I laughed. It took me a minute to convince them that a survey wasn’t the same as a test.
Teaching these young students about climate change was exhilarating. The introductory lesson was filled with silence because most students knew little or nothing about climate change. The misconception about climate and weather lingered among them and I had to expound on it. As time went on, with elements of stories about climate change impacts and some illustration, excitement and curiosity among them crept in.
The first slide in my presentation on “pictures of climate change impacts” was that of melting glaciers. They were small chunks of ice floating on a body of water and the sunlight behind them glistened through their thinned bodies – like broken pieces of glass. The next slides were of a city submerged in a flood, six giraffes that had died from drought, and a body of corals bleached by the warmed seas. I explained the story behind every picture and how they were affected by climate change. Although each of us was far beyond water bodies (because we live in a landlocked area) and had been touched by completely different and individual scenarios of climate change, those pictures brought a sense of nearness to grasp the reality of climate change. We were far from those impacts but had an understanding because of stories. We went from talking about situations that affected other countries and narrowed it down to the reduced rainfall we experienced this year in Northern Nigeria and how many farmers were affected by it.
Think about the last tree dying from our neglect, or the last drop of the Nile River shrinking to vapour from immense heat. Do you realize that the world would lack life in its essence?

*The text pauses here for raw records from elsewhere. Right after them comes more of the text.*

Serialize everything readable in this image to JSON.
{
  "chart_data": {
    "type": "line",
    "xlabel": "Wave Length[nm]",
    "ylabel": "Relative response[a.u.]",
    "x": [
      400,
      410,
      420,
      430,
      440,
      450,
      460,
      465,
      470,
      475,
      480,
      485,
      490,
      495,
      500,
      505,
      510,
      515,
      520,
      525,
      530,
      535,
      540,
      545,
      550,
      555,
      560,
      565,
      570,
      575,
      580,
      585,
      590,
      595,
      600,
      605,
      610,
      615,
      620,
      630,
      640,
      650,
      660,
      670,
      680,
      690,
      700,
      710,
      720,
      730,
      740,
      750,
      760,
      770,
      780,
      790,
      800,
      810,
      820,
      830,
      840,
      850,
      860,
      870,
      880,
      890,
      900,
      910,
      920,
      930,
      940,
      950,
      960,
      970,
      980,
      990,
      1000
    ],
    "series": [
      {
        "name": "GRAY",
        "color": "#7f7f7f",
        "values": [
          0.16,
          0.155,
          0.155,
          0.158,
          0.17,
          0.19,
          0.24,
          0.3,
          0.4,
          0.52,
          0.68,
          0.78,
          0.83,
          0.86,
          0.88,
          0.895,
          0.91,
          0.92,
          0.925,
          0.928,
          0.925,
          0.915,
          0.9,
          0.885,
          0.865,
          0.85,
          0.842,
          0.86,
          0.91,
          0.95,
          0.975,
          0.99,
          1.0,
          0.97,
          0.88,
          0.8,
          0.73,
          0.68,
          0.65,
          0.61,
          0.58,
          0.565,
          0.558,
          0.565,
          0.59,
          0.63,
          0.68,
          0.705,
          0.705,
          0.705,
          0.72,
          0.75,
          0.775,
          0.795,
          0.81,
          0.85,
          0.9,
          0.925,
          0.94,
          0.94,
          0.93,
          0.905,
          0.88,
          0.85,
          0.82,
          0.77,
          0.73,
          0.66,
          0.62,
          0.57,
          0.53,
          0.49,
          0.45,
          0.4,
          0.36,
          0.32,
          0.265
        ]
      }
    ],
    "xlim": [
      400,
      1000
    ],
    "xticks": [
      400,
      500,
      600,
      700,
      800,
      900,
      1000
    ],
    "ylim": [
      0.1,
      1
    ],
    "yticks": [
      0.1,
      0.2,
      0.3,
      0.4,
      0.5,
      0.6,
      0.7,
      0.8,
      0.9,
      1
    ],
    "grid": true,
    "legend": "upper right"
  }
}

Hopefully, the world will never experience that, but to stay away from it, we must create climate solutions. While working with the students, my team and I hosted a climate contest to encourage them to create climate awareness using art. Some pieces revealed a certain depth of creativity and originality about climate change that the world needs to see. One of the winning pieces was a poem, and my favorite lines were,
“It’s in the choices we make, the small and big ones that the solution lies…
Let us rewrite the story one step at a time.”
Like these students, many others need that extra push of encouragement, a story, or a lesson about climate change to make a difference. We should foster climate actions and promote climate literacy to make the world a better place.